The Beach Boys Wanted 1 of Their Songs to Be Like ‘Back to the Future’
TL;DR:
- Bruce Johnston wrote some of The Beach Boys’ songs and Barry Manilow’s “I Write the Songs.”
- Johnston said one of the songs he wrote was supposed to be like Back to the Future.
- The song came out before Back to the Future.
Bruce Johnston is a longtime member of The Beach Boys. He wrote The Beach Boys’ “Disney Girls (1957).” Subsequently, he compared the song to Back to the Future.
Bruce Johnston wrote songs for The Beach Boys and Barry Manilow’s ‘I Write the Songs’
Johnston wrote The Beach Boys’ songs “Disney Girls (1957),” “Deirdre,” “She Believes in Love Again,” and “Tears in the Morning.” He also penned Barry Manilow’s hit “I Write the Songs.”

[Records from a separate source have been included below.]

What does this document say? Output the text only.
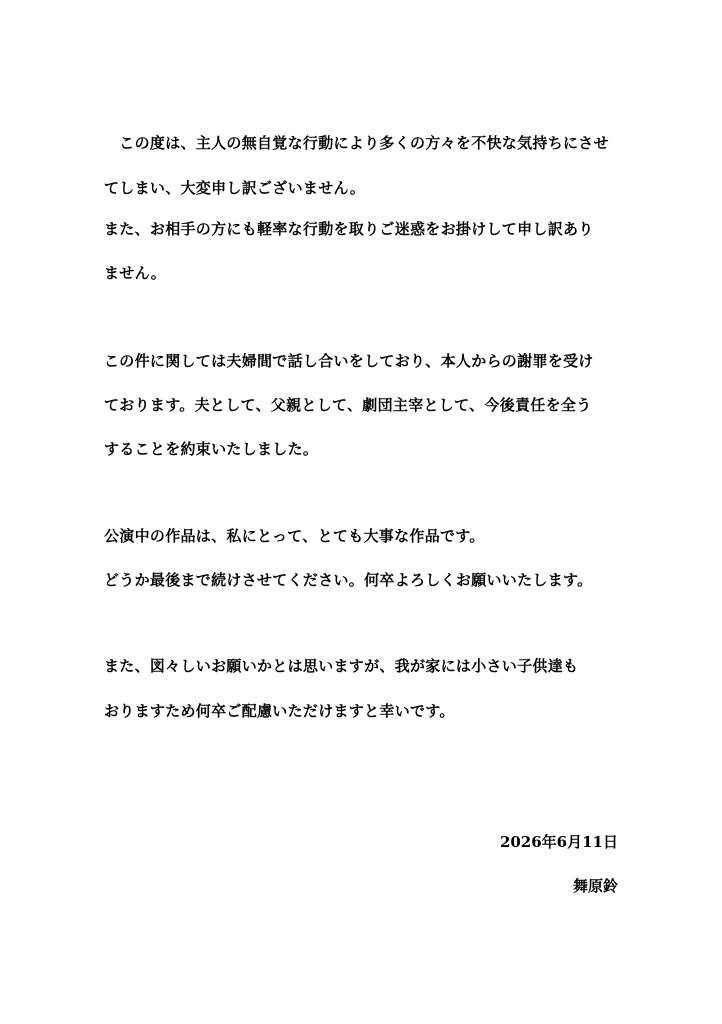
　この度は、主人の無自覚な行動により多くの方々を不快な気持ちにさせ
てしまい、大変申し訳ございません。
また、お相手の方にも軽率な行動を取りご迷惑をお掛けして申し訳あり
ません。
この件に関しては夫婦間で話し合いをしており、本人からの謝罪を受け
ております。夫として、父親として、劇団主宰として、今後責任を全う
することを約束いたしました。
公演中の作品は、私にとって、とても大事な作品です。
どうか最後まで続けさせてください。何卒よろしくお願いいたします。
また、図々しいお願いかとは思いますが、我が家には小さい子供達も
おりますため何卒ご配慮いただけますと幸いです。
2026年6月11日
舞原鈴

During a 2022 interview with Uncut, Johnston named “Disney Girls (1957)” one of his favorite songs from The Beach Boys’ catalog. “I’d been writing this song I thought it was kinda sad but I was having the greatest life, I was surfing, I stayed away from drugs and alcohol, I’d come home and just go surfing and write songs and I realized as we slip into 1970-ish when we were rediscovered, that we were hip and cool again because of playing Carnegie Hall,” he said.
Bruce Johnston said he ‘time traveled’ like ‘Back to the Future’ when he wrote The Beach Boys’ ‘Disney Girls (1957)’
Johnston discussed what it was like playing Carnegie Hall. “We came back and suddenly The Beach Boys were so hip and cool that people in high school, all those precocious New York guys and girls decided ‘hey, we’ll go and see The Beach Boys, and we’ll show them we can smoke weed, how cool!'” he said. “I thought to myself as I watched it, ‘How not cool.'”
Johnston compared the track to Back to the Future. “I thought I should keep the song that I started but make it a happy song like Back to the Future, so I wrote about what it was like for me at their age, 15, 16, 17,” he said. “I time traveled back in that song.”
For context, “Disney Girls (1957)” came out in 1971 while Back to the Future came out in 1985. Johnston couldn’t have been thinking of Back to the Future when he wrote “Disney Girls (1957).” He was probably saying he wanted the song to be nostalgic like Back to the Future. Notably, both the song and the film depict the 1950s in an incredibly romanticized way. Interestingly, most of the Disney Princess movies hadn’t come out yet by 1957, the year the song is about.
How ‘Disney Girls (1957)’ and its parent album performed on the pop charts in the United States
“Disney Girls (1957)” was never a single. It appeared on the album Surf’s Up. The album reached No. 29 on the Billboard 200 and stayed on the chart for 17 weeks in total. Surf’s Up was not nearly as popular as earlier Beach Boys albums.
“Disney Girls (1957)” came out before Back to the Future but Johnston felt they had a similar vibe.